Energy efficiency should be a top priority when choosing a fryer

FRIED foods like fish and chips continue to be a staple on menus in pubs across Scotland. But as energy costs continue to soar, and the rising price of ingredients keeps a squeeze on margins, is there a more cost-effective way for operators to offer chips and other fried food? Suppliers of commercial kitchen equipment seem to think so.


Rational said its SelfCooking Center with CombiFry basket acts as a replacement for the traditional deep fat fryer and can help operators cut costs.

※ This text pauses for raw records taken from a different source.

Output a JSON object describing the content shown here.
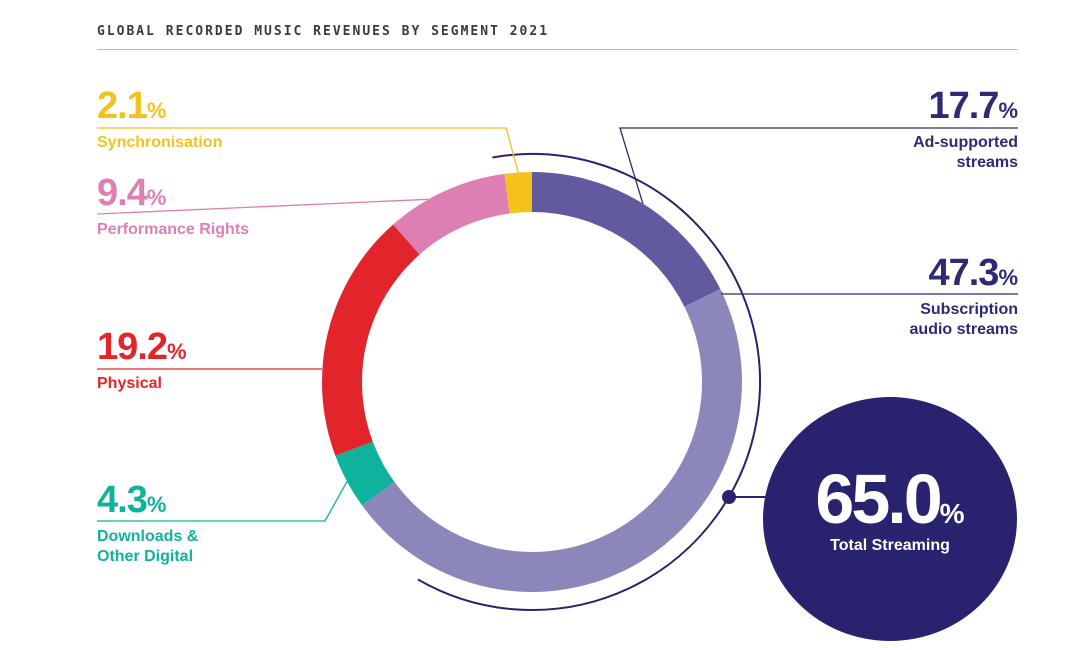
{
  "header": {
    "title": "GLOBAL RECORDED MUSIC REVENUES BY SEGMENT 2021"
  },
  "total_streaming": {
    "value": "65.0",
    "unit": "%",
    "label": "Total Streaming"
  },
  "colors": {
    "synchronisation": "#f5c11b",
    "performance_rights": "#dd7fb3",
    "physical": "#e2252b",
    "downloads": "#0fb29c",
    "subscription": "#8b87ba",
    "ad_supported": "#625a9f",
    "streaming_accent": "#29226f"
  },
  "chart_data": {
    "type": "pie",
    "title": "GLOBAL RECORDED MUSIC REVENUES BY SEGMENT 2021",
    "unit": "%",
    "slices": [
      {
        "key": "ad",
        "label": "Ad-supported streams",
        "pct": "17.7",
        "value": 17.7,
        "color": "#625a9f"
      },
      {
        "key": "sub",
        "label": "Subscription audio streams",
        "pct": "47.3",
        "value": 47.3,
        "color": "#8b87ba"
      },
      {
        "key": "dl",
        "label": "Downloads & Other Digital",
        "pct": "4.3",
        "value": 4.3,
        "color": "#0fb29c"
      },
      {
        "key": "phys",
        "label": "Physical",
        "pct": "19.2",
        "value": 19.2,
        "color": "#e2252b"
      },
      {
        "key": "perf",
        "label": "Performance Rights",
        "pct": "9.4",
        "value": 9.4,
        "color": "#dd7fb3"
      },
      {
        "key": "sync",
        "label": "Synchronisation",
        "pct": "2.1",
        "value": 2.1,
        "color": "#f5c11b"
      }
    ],
    "labels_display": {
      "ad": [
        "Ad-supported",
        "streams"
      ],
      "sub": [
        "Subscription",
        "audio streams"
      ],
      "dl": [
        "Downloads &",
        "Other Digital"
      ],
      "phys": [
        "Physical"
      ],
      "perf": [
        "Performance Rights"
      ],
      "sync": [
        "Synchronisation"
      ]
    }
  }
}
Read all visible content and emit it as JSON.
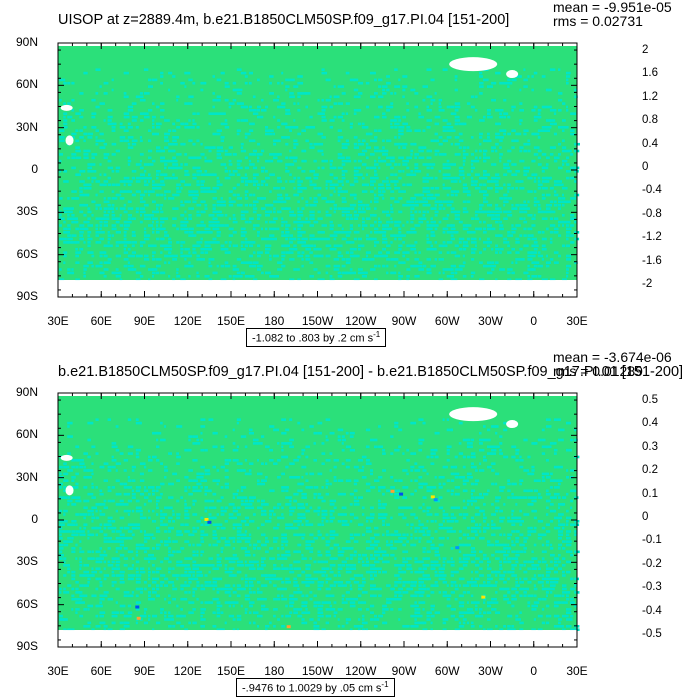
{
  "chart_data": [
    {
      "type": "heatmap",
      "title": "UISOP at z=2889.4m, b.e21.B1850CLM50SP.f09_g17.PI.04 [151-200]",
      "stats": {
        "mean": "mean = -9.951e-05",
        "rms": "rms = 0.02731"
      },
      "y_ticks": [
        "90N",
        "60N",
        "30N",
        "0",
        "30S",
        "60S",
        "90S"
      ],
      "x_ticks": [
        "30E",
        "60E",
        "90E",
        "120E",
        "150E",
        "180",
        "150W",
        "120W",
        "90W",
        "60W",
        "30W",
        "0",
        "30E"
      ],
      "colorbar_labels": [
        "2",
        "1.6",
        "1.2",
        "0.8",
        "0.4",
        "0",
        "-0.4",
        "-0.8",
        "-1.2",
        "-1.6",
        "-2"
      ],
      "colorbar_colors": [
        "#c80000",
        "#ee0000",
        "#ff4a1e",
        "#ff7d1e",
        "#ffa032",
        "#ffbe46",
        "#ffe600",
        "#ffff00",
        "#a0e632",
        "#1ed21e",
        "#2be07a",
        "#00e6c8",
        "#00ffff",
        "#00d2ff",
        "#0096ff",
        "#0050f0",
        "#0000c8",
        "#a000c8",
        "#ff00ff",
        "#c8c8c8",
        "#707070"
      ],
      "contour_info": "-1.082 to .803 by .2 cm s",
      "contour_unit_sup": "-1",
      "base_color": "#2be07a",
      "secondary_color": "#00e6c8",
      "extremes": []
    },
    {
      "type": "heatmap",
      "title": "b.e21.B1850CLM50SP.f09_g17.PI.04 [151-200] - b.e21.B1850CLM50SP.f09_g17.PI.01 [151-200]",
      "stats": {
        "mean": "mean = -3.674e-06",
        "rms": "rms = 0.01289"
      },
      "y_ticks": [
        "90N",
        "60N",
        "30N",
        "0",
        "30S",
        "60S",
        "90S"
      ],
      "x_ticks": [
        "30E",
        "60E",
        "90E",
        "120E",
        "150E",
        "180",
        "150W",
        "120W",
        "90W",
        "60W",
        "30W",
        "0",
        "30E"
      ],
      "colorbar_labels": [
        "0.5",
        "0.4",
        "0.3",
        "0.2",
        "0.1",
        "0",
        "-0.1",
        "-0.2",
        "-0.3",
        "-0.4",
        "-0.5"
      ],
      "colorbar_colors": [
        "#c80000",
        "#ee0000",
        "#ff4a1e",
        "#ff7d1e",
        "#ffa032",
        "#ffbe46",
        "#ffe600",
        "#ffff00",
        "#a0e632",
        "#1ed21e",
        "#2be07a",
        "#00e6c8",
        "#00ffff",
        "#00d2ff",
        "#0096ff",
        "#0050f0",
        "#0000c8",
        "#a000c8",
        "#ff00ff",
        "#c8c8c8",
        "#707070"
      ],
      "contour_info": "-.9476 to 1.0029 by .05 cm s",
      "contour_unit_sup": "-1",
      "base_color": "#2be07a",
      "secondary_color": "#00e6c8",
      "extremes": [
        {
          "lon": 133,
          "lat": 0,
          "color": "#ffe600"
        },
        {
          "lon": 135,
          "lat": -2,
          "color": "#0050f0"
        },
        {
          "lon": 262,
          "lat": 20,
          "color": "#ffa032"
        },
        {
          "lon": 268,
          "lat": 18,
          "color": "#0050f0"
        },
        {
          "lon": 290,
          "lat": 16,
          "color": "#ffe600"
        },
        {
          "lon": 292,
          "lat": 14,
          "color": "#0096ff"
        },
        {
          "lon": 85,
          "lat": -62,
          "color": "#0050f0"
        },
        {
          "lon": 86,
          "lat": -70,
          "color": "#ffa032"
        },
        {
          "lon": 190,
          "lat": -76,
          "color": "#ffa032"
        },
        {
          "lon": 325,
          "lat": -55,
          "color": "#ffe600"
        },
        {
          "lon": 307,
          "lat": -20,
          "color": "#0096ff"
        }
      ]
    }
  ]
}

Pre-fried foods can be cooked without using fat, which is said to speed up cooking times, improve the taste and produce healthier foods, including fries with one-third fewer calories and up to 80% less fat than when deep fried. “This method of preparation offers big savings in overall catering costs,” said a spokeswoman for Rational. “There is no need to buy, store and dispose of frying oil so the whole process needs less labour and supervision. Another bonus is that while traditional deep fat frying is notorious for steaming up the kitchen and raising the ambient temperature, the SelfCooking Center has all this under control. It uses sophisticated insulating materials that keep heat losses to an absolute minimum so less energy is required by the unit and less heat is emitted into the surrounding area, making the kitchen a more pleasant working environment.”
The Catering Equipment Suppliers’ Association (CESA) also stressed the importance of considering energy costs when choosing a fryer.
Director Mick Shaddock said prices can vary depending on whether the equipment is gas or electric-powered. “In terms of choice of power supply it is a balancing act,” he said. “Electric fryers are cheaper to buy than gas fryers, whereas gas fryers are cheaper to run and the bigger models have a higher output capacity. Gas fryers are more expensive to install and service than electrical fryers because of the need to check the gas system.
“There have been significant advances in the technology of high-performance electric fryers in recent years so they are comparable to gas fryers in speed of output.”
Meanwhile, Foodservice Equipment Marketing (FEM) said its Fortius range of fryers caters for a range of production capacities, from 7kg to 33kg of chips per hour. The capacity and design of the oil tank is said to immerse food in oil during frying, meaning it is cooked thoroughly, while the larger size of basket is said to allow food to be spread out, ensuring it is cooked evenly. The range includes a ‘batter plate’, which gives chefs the option of frying fish without using the basket.
Versatility is also high on the agenda for fellow supplier FRIMA International. The firm said its VarioCooking Center doubles as a bratt or kettle pan when it’s not being used as a fryer, meaning it can be used to prepare pasta, sauces, casseroles and pancakes. The “quick and even” heat distribution system is said to cut down on cooking times.